Shuffling a list of objects

Question

I have a list of objects and I want to shuffle them. I thought I could use the random.shuffle method, but this seems to fail when the list is of objects. Is the

Answer 1

If you have multiple lists, you might want to define the permutation (the way you shuffle the list / rearrange the items in the list) first and then apply it to all lists:

import random

perm = list(range(len(list_one)))
random.shuffle(perm)
list_one = [list_one[index] for index in perm]
list_two = [list_two[index] for index in perm]

Numpy / Scipy

If your lists are numpy arrays, it is simpler:

import numpy as np

perm = np.random.permutation(len(list_one))
list_one = list_one[perm]
list_two = list_two[perm]

mpu

I've created the small utility package mpu which has the consistent_shuffle function:

import mpu

# Necessary if you want consistent results
import random
random.seed(8)

# Define example lists
list_one = [1,2,3]
list_two = ['a', 'b', 'c']

# Call the function
list_one, list_two = mpu.consistent_shuffle(list_one, list_two)

Note that mpu.consistent_shuffle takes an arbitrary number of arguments.
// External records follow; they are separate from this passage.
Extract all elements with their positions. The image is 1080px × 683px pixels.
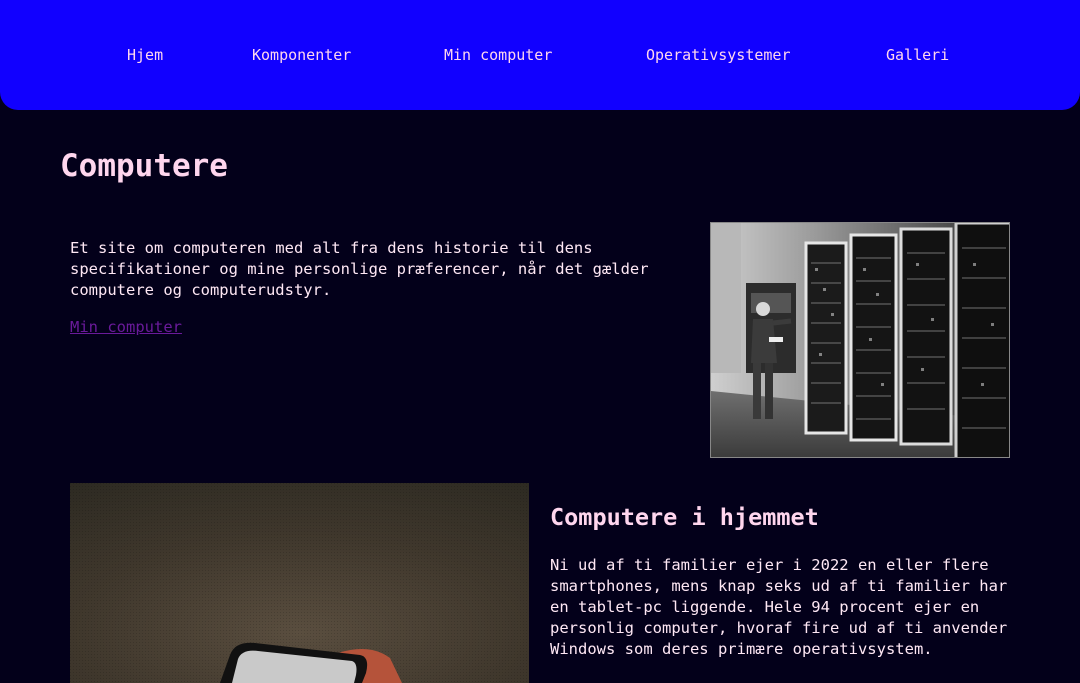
nav-item-komponenter[interactable]: Komponenter [252, 45, 351, 65]
nav-item-min-computer[interactable]: Min computer [444, 45, 552, 65]
nav-item-hjem[interactable]: Hjem [127, 45, 163, 65]
nav-item-operativsystemer[interactable]: Operativsystemer [646, 45, 791, 65]
main-navigation: Hjem Komponenter Min computer Operativsy… [0, 0, 1080, 110]
laptop-photo-icon [70, 483, 529, 683]
section-title-computere-i-hjemmet: Computere i hjemmet [550, 503, 819, 531]
section-text: Ni ud af ti familier ejer i 2022 en elle… [550, 556, 1008, 658]
mainframe-photo-icon [710, 222, 1010, 458]
page-title: Computere [60, 148, 228, 184]
nav-item-galleri[interactable]: Galleri [886, 45, 949, 65]
min-computer-link[interactable]: Min computer [70, 317, 182, 338]
intro-text: Et site om computeren med alt fra dens h… [70, 239, 649, 299]
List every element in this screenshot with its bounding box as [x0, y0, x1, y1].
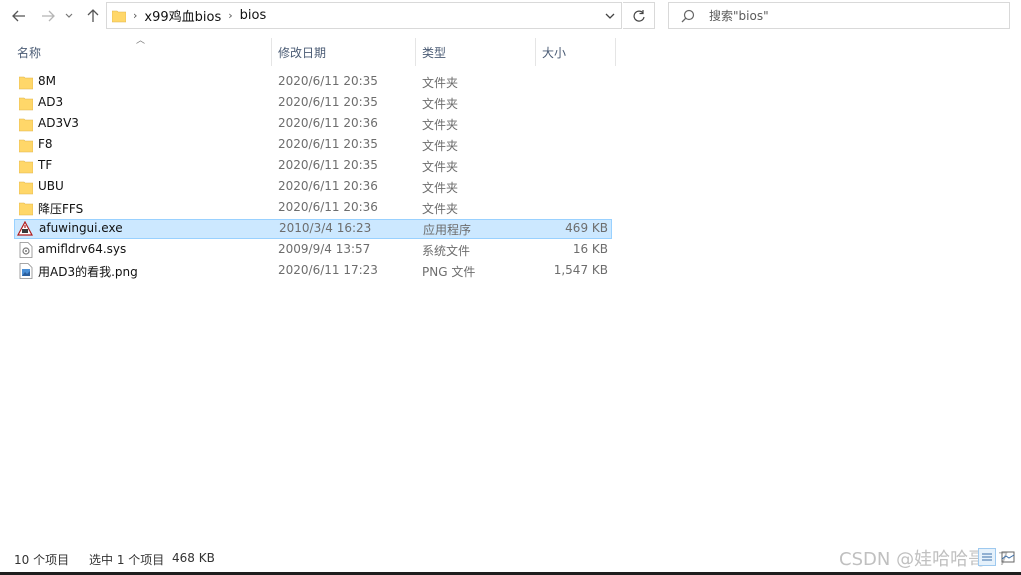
status-item-count: 10 个项目	[14, 553, 70, 567]
folder-icon	[19, 76, 33, 90]
file-date: 2020/6/11 20:35	[278, 74, 378, 88]
arrow-left-icon	[12, 10, 25, 22]
file-name: AD3	[38, 95, 64, 109]
file-name: F8	[38, 137, 53, 151]
file-row[interactable]: F8 2020/6/11 20:35 文件夹	[14, 135, 612, 155]
file-type: 文件夹	[422, 118, 459, 132]
file-size: 16 KB	[572, 242, 608, 256]
details-view-button[interactable]	[978, 548, 996, 566]
chevron-down-icon	[605, 13, 615, 19]
view-switcher	[978, 548, 1017, 566]
file-row[interactable]: AD3 2020/6/11 20:35 文件夹	[14, 93, 612, 113]
search-icon	[681, 9, 695, 22]
file-date: 2010/3/4 16:23	[279, 221, 372, 235]
file-row[interactable]: UBU 2020/6/11 20:36 文件夹	[14, 177, 612, 197]
file-name: AD3V3	[38, 116, 79, 130]
chevron-down-icon	[65, 13, 73, 18]
arrow-up-icon	[87, 9, 99, 22]
sys-file-icon	[19, 242, 33, 258]
file-date: 2020/6/11 20:35	[278, 158, 378, 172]
column-name-label: 名称	[17, 45, 42, 60]
column-date-label: 修改日期	[278, 45, 327, 60]
file-row-selected[interactable]: afuwingui.exe 2010/3/4 16:23 应用程序 469 KB	[14, 219, 612, 239]
search-input[interactable]	[707, 7, 991, 24]
file-row[interactable]: amifldrv64.sys 2009/9/4 13:57 系统文件 16 KB	[14, 240, 612, 260]
search-box[interactable]	[668, 2, 1010, 29]
folder-icon	[19, 181, 33, 195]
file-type: 文件夹	[422, 139, 459, 153]
exe-icon	[17, 221, 33, 236]
file-type: 系统文件	[422, 244, 471, 258]
status-selected-size: 468 KB	[172, 551, 215, 565]
file-name: afuwingui.exe	[39, 221, 123, 235]
column-divider[interactable]	[271, 38, 272, 66]
large-icons-view-icon	[1001, 551, 1015, 563]
folder-icon	[19, 202, 33, 216]
file-type: 文件夹	[422, 202, 459, 216]
column-divider[interactable]	[615, 38, 616, 66]
file-name: 用AD3的看我.png	[38, 265, 138, 279]
file-date: 2020/6/11 17:23	[278, 263, 378, 277]
file-date: 2020/6/11 20:35	[278, 95, 378, 109]
file-type: 文件夹	[422, 76, 459, 90]
file-date: 2009/9/4 13:57	[278, 242, 371, 256]
file-name: UBU	[38, 179, 64, 193]
column-type-label: 类型	[422, 45, 447, 60]
file-name: 8M	[38, 74, 56, 88]
column-divider[interactable]	[415, 38, 416, 66]
details-view-icon	[982, 553, 992, 561]
file-date: 2020/6/11 20:36	[278, 179, 378, 193]
breadcrumb-separator-icon: ›	[228, 9, 233, 22]
folder-icon	[19, 97, 33, 111]
breadcrumb-bios[interactable]: bios	[240, 8, 267, 23]
file-date: 2020/6/11 20:35	[278, 137, 378, 151]
navigation-bar: › x99鸡血bios › bios	[0, 0, 1021, 34]
column-size-label: 大小	[542, 45, 567, 60]
large-icons-view-button[interactable]	[999, 548, 1017, 566]
file-row[interactable]: 用AD3的看我.png 2020/6/11 17:23 PNG 文件 1,547…	[14, 261, 612, 281]
file-type: 文件夹	[422, 181, 459, 195]
column-header-size[interactable]: 大小	[542, 38, 614, 66]
forward-button[interactable]	[38, 6, 58, 26]
column-divider[interactable]	[535, 38, 536, 66]
status-selected-count: 选中 1 个项目	[89, 553, 165, 567]
file-row[interactable]: AD3V3 2020/6/11 20:36 文件夹	[14, 114, 612, 134]
column-header-date[interactable]: 修改日期	[278, 38, 414, 66]
recent-locations-button[interactable]	[62, 6, 76, 26]
address-bar[interactable]: › x99鸡血bios › bios	[106, 2, 622, 29]
back-button[interactable]	[9, 6, 29, 26]
column-header-type[interactable]: 类型	[422, 38, 534, 66]
column-header-name[interactable]: 名称	[17, 38, 270, 66]
file-row[interactable]: 8M 2020/6/11 20:35 文件夹	[14, 72, 612, 92]
refresh-icon	[632, 9, 645, 22]
folder-icon	[19, 139, 33, 153]
folder-icon	[19, 160, 33, 174]
file-row[interactable]: 降压FFS 2020/6/11 20:36 文件夹	[14, 198, 612, 218]
folder-icon	[19, 118, 33, 132]
up-button[interactable]	[83, 6, 103, 26]
folder-icon	[112, 10, 126, 22]
png-file-icon	[19, 263, 33, 279]
refresh-button[interactable]	[623, 2, 655, 29]
file-date: 2020/6/11 20:36	[278, 116, 378, 130]
file-date: 2020/6/11 20:36	[278, 200, 378, 214]
file-name: 降压FFS	[38, 202, 84, 216]
file-row[interactable]: TF 2020/6/11 20:35 文件夹	[14, 156, 612, 176]
file-type: 文件夹	[422, 97, 459, 111]
breadcrumb-separator-icon: ›	[133, 9, 138, 22]
file-name: amifldrv64.sys	[38, 242, 127, 256]
file-size: 1,547 KB	[553, 263, 608, 277]
breadcrumb-x99[interactable]: x99鸡血bios	[144, 6, 221, 25]
file-type: 应用程序	[423, 223, 472, 237]
arrow-right-icon	[42, 10, 55, 22]
file-name: TF	[38, 158, 53, 172]
file-size: 469 KB	[565, 221, 608, 235]
file-type: PNG 文件	[422, 265, 476, 279]
address-dropdown-button[interactable]	[605, 9, 615, 23]
file-type: 文件夹	[422, 160, 459, 174]
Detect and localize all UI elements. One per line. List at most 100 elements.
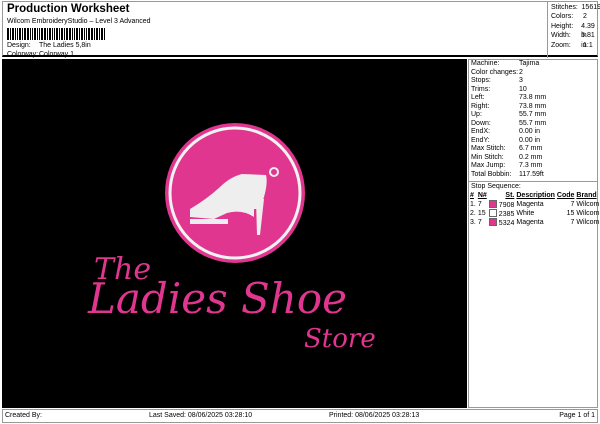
machine-info-row: Down: 55.7 mm xyxy=(469,120,597,129)
barcode-bar xyxy=(19,28,21,40)
barcode-bar xyxy=(39,28,40,40)
row-index: 3. xyxy=(470,219,476,226)
row-code: 15 xyxy=(566,210,575,217)
barcode-bar xyxy=(17,28,18,40)
info-label: Max Stitch: xyxy=(471,145,506,152)
machine-info-panel: Machine: Tajima Color changes: 2 Stops: 3 Trim… xyxy=(468,59,600,408)
design-preview: The Ladies Shoe Store xyxy=(2,59,467,408)
stat-label: Width: xyxy=(551,32,571,40)
stitch-count: 2385 xyxy=(498,211,515,218)
stat-row: Width: 5.81 in xyxy=(551,31,600,49)
machine-info-row: Total Bobbin: 117.59ft xyxy=(469,171,597,180)
info-value: 3 xyxy=(519,77,523,84)
stat-label: Stitches: xyxy=(551,4,578,11)
table-row: 1. 7 7908 Magenta 7 Wilcom xyxy=(470,200,600,209)
stat-label: Zoom: xyxy=(551,41,571,49)
stitch-count: 5324 xyxy=(498,220,515,227)
embroidery-design: The Ladies Shoe Store xyxy=(87,123,376,354)
machine-info-row: Trims: 10 xyxy=(469,86,597,95)
stat-value: 15619 xyxy=(581,4,600,11)
col-brand: Brand xyxy=(576,192,597,199)
info-label: EndX: xyxy=(471,128,491,135)
info-value: 73.8 mm xyxy=(519,102,547,110)
info-label: Down: xyxy=(471,119,491,127)
barcode-bar xyxy=(64,28,65,40)
row-code: 7 xyxy=(570,219,575,226)
col-description: Description xyxy=(516,192,555,199)
barcode-bar xyxy=(52,28,53,40)
stat-label: Colors: xyxy=(551,13,574,21)
worksheet-header: Production Worksheet Wilcom EmbroiderySt… xyxy=(2,1,600,58)
machine-info-row: Up: 55.7 mm xyxy=(469,111,597,120)
info-value: 55.7 mm xyxy=(519,111,547,118)
barcode-bar xyxy=(94,28,95,40)
barcode-bar xyxy=(69,28,71,40)
info-value: 73.8 mm xyxy=(519,94,547,101)
row-brand: Wilcom xyxy=(576,219,600,226)
design-text-store: Store xyxy=(304,324,376,354)
barcode-bar xyxy=(59,28,60,40)
info-label: Stops: xyxy=(471,77,491,84)
last-saved: Last Saved: 08/06/2025 03:28:10 xyxy=(149,412,253,419)
col-stitches: St. xyxy=(505,192,515,199)
design-value: The Ladies 5,8in xyxy=(39,42,91,49)
barcode-bar xyxy=(27,28,29,40)
barcode-bar xyxy=(7,28,9,40)
info-label: Trims: xyxy=(471,85,491,93)
barcode-bar xyxy=(72,28,73,40)
info-value: 0.2 mm xyxy=(519,153,543,161)
barcode-bar xyxy=(84,28,85,40)
stat-value: 4.39 in xyxy=(581,22,595,40)
design-text-ladies-shoe: Ladies Shoe xyxy=(87,274,347,323)
barcode-bar xyxy=(61,28,63,40)
barcode-bar xyxy=(74,28,75,40)
barcode-bar xyxy=(79,28,80,40)
stat-row: Stitches: 15619 xyxy=(551,3,600,12)
barcode-bar xyxy=(91,28,93,40)
barcode-bar xyxy=(99,28,100,40)
barcode-bar xyxy=(88,28,90,40)
barcode xyxy=(7,28,133,40)
stat-value: 2 xyxy=(583,13,587,21)
machine-info-row: EndY: 0.00 in xyxy=(469,137,597,146)
barcode-bar xyxy=(44,28,46,40)
design-label: Design: xyxy=(7,42,31,49)
barcode-bar xyxy=(104,28,105,40)
colorway-value: Colorway 1 xyxy=(39,51,75,58)
colorway-label: Colorway: xyxy=(7,51,39,58)
info-value: 0.00 in xyxy=(519,128,541,135)
design-stats: Stitches: 15619 Colors: 2 Height: 4.39 in W… xyxy=(547,2,600,58)
barcode-bar xyxy=(30,28,31,40)
machine-info-row: Right: 73.8 mm xyxy=(469,103,597,112)
barcode-bar xyxy=(37,28,38,40)
machine-info-row: Stops: 3 xyxy=(469,77,597,86)
stat-value: 1:1 xyxy=(583,41,593,49)
machine-info-list: Machine: Tajima Color changes: 2 Stops: 3 Trim… xyxy=(469,60,597,179)
info-label: EndY: xyxy=(471,136,490,144)
stat-value: 5.81 in xyxy=(581,32,595,49)
barcode-bar xyxy=(86,28,87,40)
printed-date: Printed: 08/06/2025 03:28:13 xyxy=(329,412,420,419)
barcode-bar xyxy=(54,28,55,40)
table-header-row: # N# St. Description Code Brand xyxy=(470,191,600,200)
row-needle: 15 xyxy=(477,210,486,217)
color-swatch xyxy=(488,200,497,208)
info-value: 55.7 mm xyxy=(519,119,547,127)
color-swatch xyxy=(488,209,497,217)
info-value: 0.00 in xyxy=(519,136,541,144)
barcode-bar xyxy=(49,28,51,40)
info-value: 6.7 mm xyxy=(519,145,543,152)
info-label: Right: xyxy=(471,102,490,110)
barcode-bar xyxy=(66,28,68,40)
barcode-bar xyxy=(15,28,16,40)
barcode-bar xyxy=(10,28,11,40)
stat-row: Colors: 2 xyxy=(551,12,600,21)
col-index: # xyxy=(470,192,474,199)
info-label: Machine: xyxy=(471,60,500,67)
machine-info-row: Machine: Tajima xyxy=(469,60,597,69)
row-brand: Wilcom xyxy=(576,210,600,217)
stat-label: Height: xyxy=(551,22,574,30)
page-number: Page 1 of 1 xyxy=(559,412,595,419)
table-row: 2. 15 2385 White 15 Wilcom xyxy=(470,209,600,218)
col-needle: N# xyxy=(477,192,487,199)
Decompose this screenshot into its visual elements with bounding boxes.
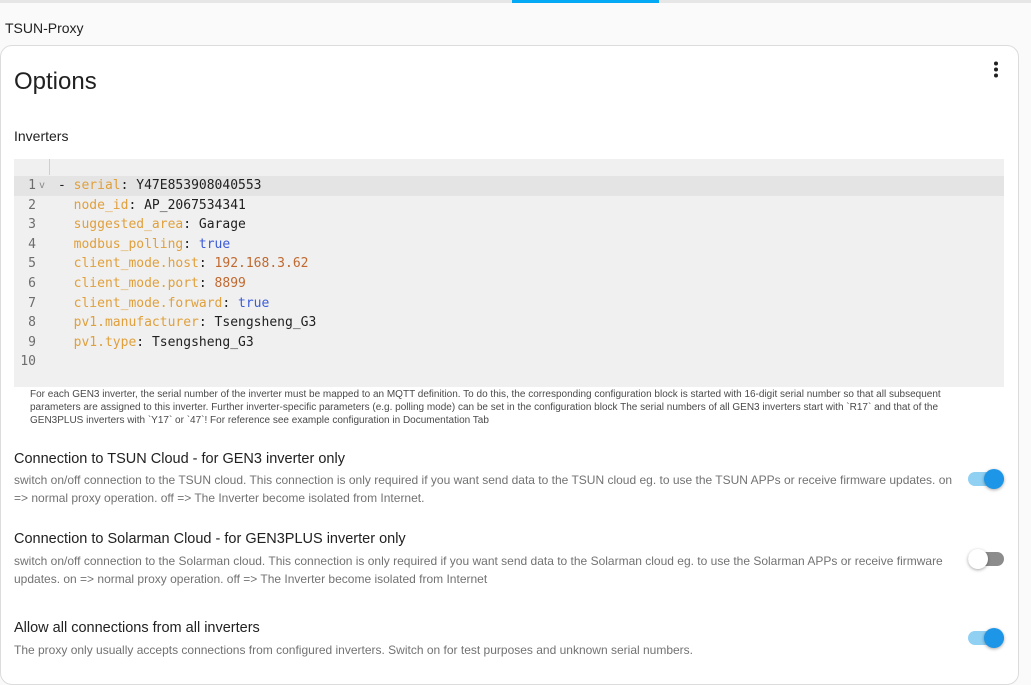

So you can also shuffle three or more lists with it.

Answer 2

'print func(foo)' will print the return value of 'func' when called with 'foo'. 'shuffle' however has None as its return type, as the list will be modified in place, hence it prints nothing. Workaround:

# shuffle the list in place 
random.shuffle(b)

# print it
print(b)

If you're more into functional programming style you might want to make the following wrapper function:

def myshuffle(ls):
    random.shuffle(ls)
    return ls

Answer 3

Plan: Write out the shuffle without relying on a library to do the heavy lifting. Example: Go through the list from the beginning starting with element 0; find a new random position for it, say 6, put 0’s value in 6 and 6’s value in 0. Move on to element 1 and repeat this process, and so on through the rest of the list

import random
iteration = random.randint(2, 100)
temp_var = 0
while iteration > 0:

    for i in range(1, len(my_list)): # have to use range with len()
        for j in range(1, len(my_list) - i):
            # Using temp_var as my place holder so I don't lose values
            temp_var = my_list[i]
            my_list[i] = my_list[j]
            my_list[j] = temp_var

        iteration -= 1

Answer 4

from random import random
my_list = range(10)
shuffled_list = sorted(my_list, key=lambda x: random())

This alternative may be useful for some applications where you want to swap the ordering function.

Answer 5

In some cases when using numpy arrays, using random.shuffle created duplicate data in the array.

An alternative is to use numpy.random.shuffle. If you're working with numpy already, this is the preferred method over the generic random.shuffle.

numpy.random.shuffle

Example

>>> import numpy as np
>>> import random

Using random.shuffle:

>>> foo = np.array([[1,2,3],[4,5,6],[7,8,9]])
>>> foo

array([[1, 2, 3],
       [4, 5, 6],
       [7, 8, 9]])


>>> random.shuffle(foo)
>>> foo

array([[1, 2, 3],
       [1, 2, 3],
       [4, 5, 6]])

Using numpy.random.shuffle:

>>> foo = np.array([[1,2,3],[4,5,6],[7,8,9]])
>>> foo

array([[1, 2, 3],
       [4, 5, 6],
       [7, 8, 9]])


>>> np.random.shuffle(foo)
>>> foo

array([[1, 2, 3],
       [7, 8, 9],
       [4, 5, 6]])

Answer 6

You can go for this:

>>> A = ['r','a','n','d','o','m']
>>> B = [1,2,3,4,5,6]
>>> import random
>>> random.sample(A+B, len(A+B))
[3, 'r', 4, 'n', 6, 5, 'm', 2, 1, 'a', 'o', 'd']

if you want to go back to two lists, you then split this long list into two.